The embolic material is designed to block the vessels around the fibroid, depriving it of the blood and oxygen it needs to grow. The blood and oxygen deprivation results in fibroids shrinking. The embolic material remains permanently in the blood vessels at the fibroid site. This kind of embolization procedure can permanently block blood flow the the tumors while allowing blood flow to return to the normal uterus.
The catheter is then moved to the other side of the uterus, usually using the same entry point to the arterial system. Once the IR has completed embolization of the uterine artery on both sides, the catheter is gently removed and the IR places finger pressure over the access site. For upper thigh access a vascular closure device may also be used to help reduce the risk of bleeding. For left wrist access, a small pressure balloon is used to hold pressure on the artery for a short period during recovery.

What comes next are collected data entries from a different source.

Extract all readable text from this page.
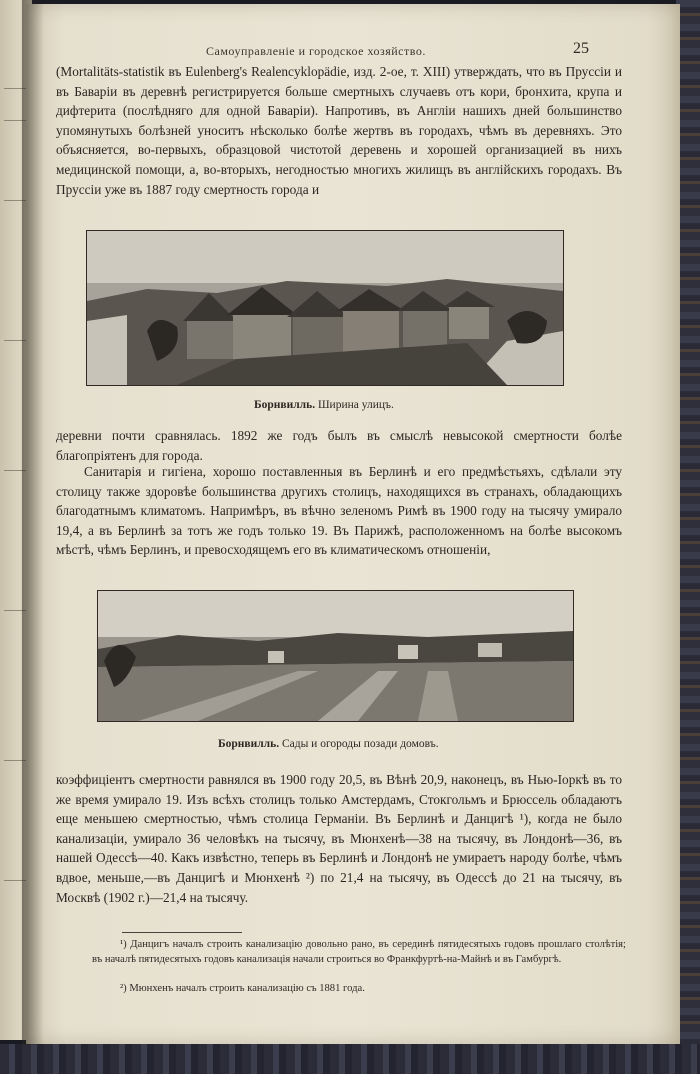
Самоуправленіе и городское хозяйство.	25

(Mortalitäts-statistik въ Eulenberg's Realencyklopädie, изд. 2-ое, т. XIII) утверждать, что въ Пруссіи и въ Баваріи въ деревнѣ регистрируется больше смертныхъ случаевъ отъ кори, бронхита, крупа и дифтерита (послѣдняго для одной Баваріи). Напротивъ, въ Англіи нашихъ дней большинство упомянутыхъ болѣзней уноситъ нѣсколько болѣе жертвъ въ городахъ, чѣмъ въ деревняхъ. Это объясняется, во-первыхъ, образцовой чистотой деревень и хорошей организацией въ нихъ медицинской помощи, а, во-вторыхъ, негодностью многихъ жилищъ въ англійскихъ городахъ. Въ Пруссіи уже въ 1887 году смертность города и

Борнвилль. Ширина улицъ.

деревни почти сравнялась. 1892 же годъ былъ въ смыслѣ невысокой смертности болѣе благопріятенъ для города.

Санитарія и гигіена, хорошо поставленныя въ Берлинѣ и его предмѣстьяхъ, сдѣлали эту столицу также здоровѣе большинства другихъ столицъ, находящихся въ странахъ, обладающихъ благодатнымъ климатомъ. Напримѣръ, въ вѣчно зеленомъ Римѣ въ 1900 году на тысячу умирало 19,4, а въ Берлинѣ за тотъ же годъ только 19. Въ Парижѣ, расположенномъ на болѣе высокомъ мѣстѣ, чѣмъ Берлинъ, и превосходящемъ его въ климатическомъ отношеніи,

Борнвилль. Сады и огороды позади домовъ.

коэффиціентъ смертности равнялся въ 1900 году 20,5, въ Вѣнѣ 20,9, наконецъ, въ Нью-Іоркѣ въ то же время умирало 19. Изъ всѣхъ столицъ только Амстердамъ, Стокгольмъ и Брюссель обладаютъ еще меньшею смертностью, чѣмъ столица Германіи. Въ Берлинѣ и Данцигѣ ¹), когда не было канализаціи, умирало 36 человѣкъ на тысячу, въ Мюнхенѣ—38 на тысячу, въ Лондонѣ—36, въ нашей Одессѣ—40. Какъ извѣстно, теперь въ Берлинѣ и Лондонѣ не умираетъ народу болѣе, чѣмъ вдвое, меньше,—въ Данцигѣ и Мюнхенѣ ²) по 21,4 на тысячу, въ Одессѣ до 21 на тысячу, въ Москвѣ (1902 г.)—21,4 на тысячу.

¹) Данцигъ началъ строить канализацію довольно рано, въ серединѣ пятидесятыхъ годовъ прошлаго столѣтія; въ началѣ пятидесятыхъ годовъ канализація начали строиться во Франкфуртѣ-на-Майнѣ и въ Гамбургѣ.

²) Мюнхенъ началъ строить канализацію съ 1881 года.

After the procedure, you may experience some discomfort such as abdominal cramping or pain. You and your doctor will determine what medications may be needed to keep you comfortable. The post-procedure care that you receive will be administered by skilled nurses and your IR. Post procedure appointments will need to be scheduled, and since these appointments vary, be sure to ask your IR when they need to be scheduled.

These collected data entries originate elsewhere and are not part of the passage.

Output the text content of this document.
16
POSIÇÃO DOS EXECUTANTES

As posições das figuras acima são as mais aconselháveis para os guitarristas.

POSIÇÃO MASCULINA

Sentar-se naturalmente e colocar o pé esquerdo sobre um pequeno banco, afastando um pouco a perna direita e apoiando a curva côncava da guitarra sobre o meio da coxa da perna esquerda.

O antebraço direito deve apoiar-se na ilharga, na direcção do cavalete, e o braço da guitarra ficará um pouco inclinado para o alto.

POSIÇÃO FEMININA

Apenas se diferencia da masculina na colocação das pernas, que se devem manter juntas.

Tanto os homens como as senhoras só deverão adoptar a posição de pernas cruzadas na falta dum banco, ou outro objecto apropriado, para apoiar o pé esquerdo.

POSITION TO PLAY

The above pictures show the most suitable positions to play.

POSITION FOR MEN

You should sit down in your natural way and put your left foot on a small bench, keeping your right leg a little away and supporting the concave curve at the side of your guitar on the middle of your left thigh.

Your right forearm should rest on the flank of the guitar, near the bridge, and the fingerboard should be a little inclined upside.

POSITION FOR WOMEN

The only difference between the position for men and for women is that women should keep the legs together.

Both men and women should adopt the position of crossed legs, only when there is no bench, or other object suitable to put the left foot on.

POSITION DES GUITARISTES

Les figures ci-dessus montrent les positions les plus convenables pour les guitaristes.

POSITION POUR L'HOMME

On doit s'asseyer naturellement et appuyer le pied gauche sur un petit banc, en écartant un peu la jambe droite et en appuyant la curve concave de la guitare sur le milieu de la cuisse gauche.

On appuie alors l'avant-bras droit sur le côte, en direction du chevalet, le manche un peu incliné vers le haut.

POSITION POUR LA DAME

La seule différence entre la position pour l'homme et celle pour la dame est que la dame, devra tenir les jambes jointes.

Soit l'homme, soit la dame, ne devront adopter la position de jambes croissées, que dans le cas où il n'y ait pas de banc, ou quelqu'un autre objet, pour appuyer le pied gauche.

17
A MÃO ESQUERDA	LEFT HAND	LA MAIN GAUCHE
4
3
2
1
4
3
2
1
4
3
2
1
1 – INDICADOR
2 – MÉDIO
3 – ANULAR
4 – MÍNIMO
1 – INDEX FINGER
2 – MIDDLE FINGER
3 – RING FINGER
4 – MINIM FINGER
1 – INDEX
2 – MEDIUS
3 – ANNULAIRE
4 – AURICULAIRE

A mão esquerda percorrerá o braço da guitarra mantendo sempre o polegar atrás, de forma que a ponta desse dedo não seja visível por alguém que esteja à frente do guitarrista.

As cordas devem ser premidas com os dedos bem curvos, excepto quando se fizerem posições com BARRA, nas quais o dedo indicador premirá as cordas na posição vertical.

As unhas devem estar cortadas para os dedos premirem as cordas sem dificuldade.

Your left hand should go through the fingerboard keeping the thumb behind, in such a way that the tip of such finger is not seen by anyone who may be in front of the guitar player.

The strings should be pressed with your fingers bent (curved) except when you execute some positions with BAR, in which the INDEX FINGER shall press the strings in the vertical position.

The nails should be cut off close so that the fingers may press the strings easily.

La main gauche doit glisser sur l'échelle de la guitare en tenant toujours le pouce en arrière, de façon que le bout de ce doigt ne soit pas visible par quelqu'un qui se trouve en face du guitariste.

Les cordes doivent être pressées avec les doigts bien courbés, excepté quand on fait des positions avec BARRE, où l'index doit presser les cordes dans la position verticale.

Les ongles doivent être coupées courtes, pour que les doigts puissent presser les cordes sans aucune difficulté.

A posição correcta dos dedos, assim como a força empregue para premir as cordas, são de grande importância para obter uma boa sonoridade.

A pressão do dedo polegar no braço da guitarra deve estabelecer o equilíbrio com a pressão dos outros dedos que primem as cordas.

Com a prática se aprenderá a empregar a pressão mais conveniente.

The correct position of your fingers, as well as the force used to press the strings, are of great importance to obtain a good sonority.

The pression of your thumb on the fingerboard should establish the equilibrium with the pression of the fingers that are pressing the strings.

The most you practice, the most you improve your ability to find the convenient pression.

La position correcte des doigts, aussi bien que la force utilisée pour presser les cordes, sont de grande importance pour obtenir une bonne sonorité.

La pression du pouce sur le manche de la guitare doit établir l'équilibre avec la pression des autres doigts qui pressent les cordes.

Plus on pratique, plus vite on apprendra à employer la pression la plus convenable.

Most women experience some degree of abdominal pain or cramping (similar to menstrual cramps) shortly after this treatment for uterine fibroids. Your doctor will decide what medications you will need to keep you comfortable. Generally patients receive medications for pain management at home. Occasionally a patient experiences fever, which is usually treated with medication. Some patients experience nausea related to medications and anti-nausea medication is provided or the medications may be changed accordingly. In rare cases, you could remain under observation for up to 23 hours, depending upon the decision of your physician.
Some patients may experience “post-embolization syndrome” following the uterine fibroid treatment which is described as having flu-like symptoms, such as a low grade fever, malaise (a vague feeling of discomfort), and mild nausea. Post-embolization syndrome can occur within a few hours or up to a few days after uterine fibroid embolization.

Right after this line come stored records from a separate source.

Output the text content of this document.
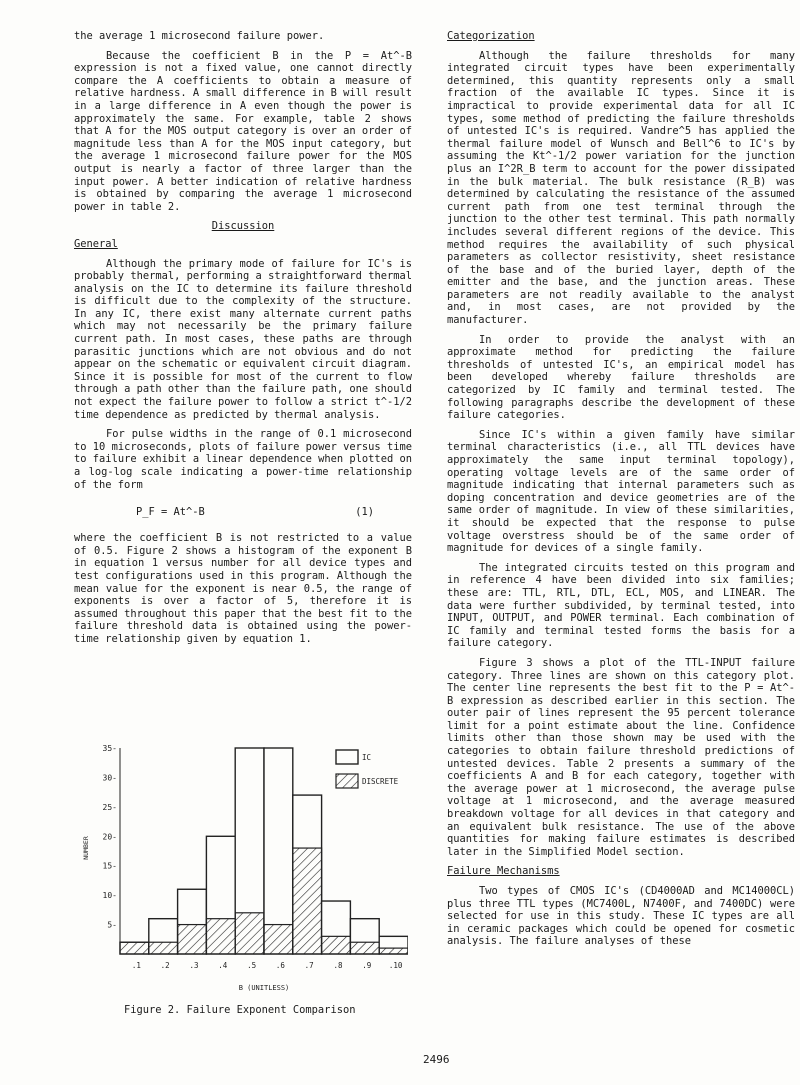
the average 1 microsecond failure power.

Because the coefficient B in the P = At^-B expression is not a fixed value, one cannot directly compare the A coefficients to obtain a measure of relative hardness. A small difference in B will result in a large difference in A even though the power is approximately the same. For example, table 2 shows that A for the MOS output category is over an order of magnitude less than A for the MOS input category, but the average 1 microsecond failure power for the MOS output is nearly a factor of three larger than the input power. A better indication of relative hardness is obtained by comparing the average 1 microsecond power in table 2.

Discussion
General

Although the primary mode of failure for IC's is probably thermal, performing a straightforward thermal analysis on the IC to determine its failure threshold is difficult due to the complexity of the structure. In any IC, there exist many alternate current paths which may not necessarily be the primary failure current path. In most cases, these paths are through parasitic junctions which are not obvious and do not appear on the schematic or equivalent circuit diagram. Since it is possible for most of the current to flow through a path other than the failure path, one should not expect the failure power to follow a strict t^-1/2 time dependence as predicted by thermal analysis.

For pulse widths in the range of 0.1 microsecond to 10 microseconds, plots of failure power versus time to failure exhibit a linear dependence when plotted on a log-log scale indicating a power-time relationship of the form

P_F = At^-B	(1)

where the coefficient B is not restricted to a value of 0.5. Figure 2 shows a histogram of the exponent B in equation 1 versus number for all device types and test configurations used in this program. Although the mean value for the exponent is near 0.5, the range of exponents is over a factor of 5, therefore it is assumed throughout this paper that the best fit to the failure threshold data is obtained using the power-time relationship given by equation 1.

Categorization

Although the failure thresholds for many integrated circuit types have been experimentally determined, this quantity represents only a small fraction of the available IC types. Since it is impractical to provide experimental data for all IC types, some method of predicting the failure thresholds of untested IC's is required. Vandre^5 has applied the thermal failure model of Wunsch and Bell^6 to IC's by assuming the Kt^-1/2 power variation for the junction plus an I^2R_B term to account for the power dissipated in the bulk material. The bulk resistance (R_B) was determined by calculating the resistance of the assumed current path from one test terminal through the junction to the other test terminal. This path normally includes several different regions of the device. This method requires the availability of such physical parameters as collector resistivity, sheet resistance of the base and of the buried layer, depth of the emitter and the base, and the junction areas. These parameters are not readily available to the analyst and, in most cases, are not provided by the manufacturer.

In order to provide the analyst with an approximate method for predicting the failure thresholds of untested IC's, an empirical model has been developed whereby failure thresholds are categorized by IC family and terminal tested. The following paragraphs describe the development of these failure categories.

Since IC's within a given family have similar terminal characteristics (i.e., all TTL devices have approximately the same input terminal topology), operating voltage levels are of the same order of magnitude indicating that internal parameters such as doping concentration and device geometries are of the same order of magnitude. In view of these similarities, it should be expected that the response to pulse voltage overstress should be of the same order of magnitude for devices of a single family.

The integrated circuits tested on this program and in reference 4 have been divided into six families; these are: TTL, RTL, DTL, ECL, MOS, and LINEAR. The data were further subdivided, by terminal tested, into INPUT, OUTPUT, and POWER terminal. Each combination of IC family and terminal tested forms the basis for a failure category.

Figure 3 shows a plot of the TTL-INPUT failure category. Three lines are shown on this category plot. The center line represents the best fit to the P = At^-B expression as described earlier in this section. The outer pair of lines represent the 95 percent tolerance limit for a point estimate about the line. Confidence limits other than those shown may be used with the categories to obtain failure threshold predictions of untested devices. Table 2 presents a summary of the coefficients A and B for each category, together with the average power at 1 microsecond, the average pulse voltage at 1 microsecond, and the average measured breakdown voltage for all devices in that category and an equivalent bulk resistance. The use of the above quantities for making failure estimates is described later in the Simplified Model section.

Failure Mechanisms

Two types of CMOS IC's (CD4000AD and MC14000CL) plus three TTL types (MC7400L, N7400F, and 7400DC) were selected for use in this study. These IC types are all in ceramic packages which could be opened for cosmetic analysis. The failure analyses of these

5-
10-
15-
20-
25-
30-
35-
NUMBER
.1	.2	.3	.4	.5	.6	.7	.8	.9 .10
B (UNITLESS)
IC
DISCRETE
Figure 2. Failure Exponent Comparison
2496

Once your IR has evaluated you and has decided you are ready for discharge, you will receive discharge instructions from your doctor. These instructions include information on post uterine fibroid treatment care regarding medications you will need to take to keep you comfortable based on how you are feeling. They may also include information on when you can expect to begin returning to normal activities, as well as all phone numbers for whom to call if you have questions. You may continue to experience some cramping, similar to menstrual period cramping, that lasts a few days after the procedure. Most women are able to return to light activity within a few days of the uterine fibroid embolization treatment and are usually back to work within 1 week. On average, post-procedure discomfort completely resolves within 11 days.
Finally, your IR will schedule your post-procedure appointments to check your recovery. Typical timeframes for these appointments are 1 week post-procedure, and 3 months post-procedure. Since follow up appointments do vary, be sure to ask when these appointments should be scheduled.